Why Ballet? Ballet is the longest lasting and most developed dance tradition the West has offered to itself and to the world. With a history stretching back 400 years, it has always been a reflection of society, with deep ties to religious, political, and social traditions. It is also a radical art that has changed dramatically in the course of its history, incorporating the evolving complexities of the societies in which it is practiced and performed.

And yet:  

In our theaters and performing arts institutions, ballet has too often been highly specialized and deeply conservative. It is still widely seen as an “elite” and narrow art form resistant to change and new ideas. But, the history of ballet is itself a revolutionary document: at critical moments ballet has reinvented itself by drawing on popular culture, black culture, musical theater, pantomime, and commedia dell’arte. At its strongest points, it has been intellectually expansive.  Its connections to philosophy and mathematics, to manners and religion, to the practices of war and to the ambitions of sport, to painting and fashion, have been profound. The fact that this dynamic history has not persisted is not only a failure of institutions, but also of imagination.

In our universities, the academic study of ballet – and of dance and the embodied arts more generally – has historically been similarly limited. Subjects like history, philosophy, and music, for example, are considered mainstream majors with robust curricula. Ballet, by contrast, is offered in technical programs or as extracurricular activity.  It is not systematically included in courses on the history of culture, philosophy, religion, the sciences. There are few ‘core’ courses on the nature and history of this important art. This is a significant gap in the history of culture.

CBA aims to open the world of the university and the world of ballet to each other. The idea is simple: they both have much to learn. The university “gets” the deep physical and artistic knowledge of ballet and a new field of study that is naturally interdisciplinary. Ballet “gets” new (and old, but forgotten) ideas and new collaborators. New York University, with its urban perspective and broad intellectual resources, is a natural setting for this kind of encounter.

In pursuit of this mission, we offer two things:

Our fellowship program facilitates the creation of new scholarly and artistic work in ballet, dance, and its related arts. We provide our fellows with the time, space, and support needed to develop new work. Our fellows, selected competitively from around the world, come with wide-ranging areas of expertise.  At CBA, they meet and are influenced by other artists and scholars they would not otherwise encounter; many form working relationships that last far beyond the fellowship. 

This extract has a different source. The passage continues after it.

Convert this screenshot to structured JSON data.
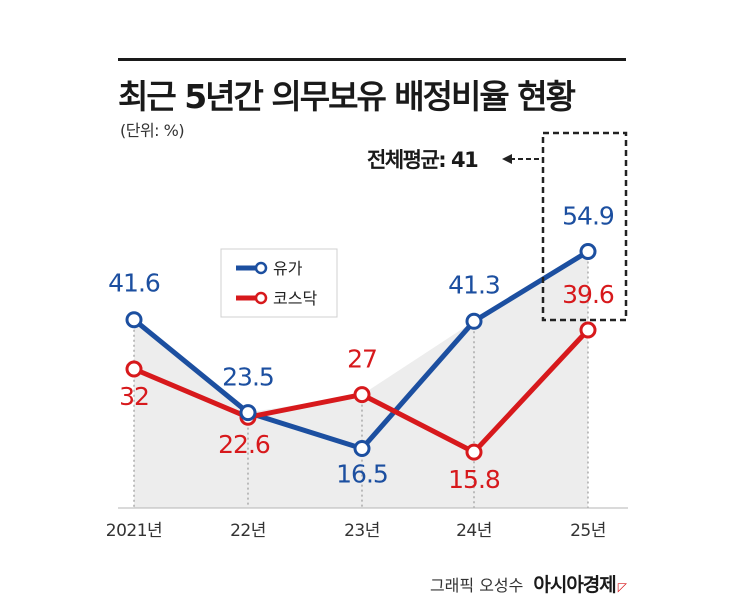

We also are out in the world. Our widely attended public events typically feature both artists and scholars in conversation, mixing live performance and scholarly knowledge. CBA is a forum for open discussion and debate about dance and the arts, with an ever-growing place in the cultural life of NYU, New York City, and beyond.

While ballet remains at the core of our mission, CBA’s inherently multidisciplinary nature has led us to grow up around and beyond it: we have become an international research institute for the performing arts organized around dance. This organic evolution serves to bring ballet and its related arts into an ever wider cultural community within the life of the University. It is this breadth and expansion that we shall embrace in the years to come.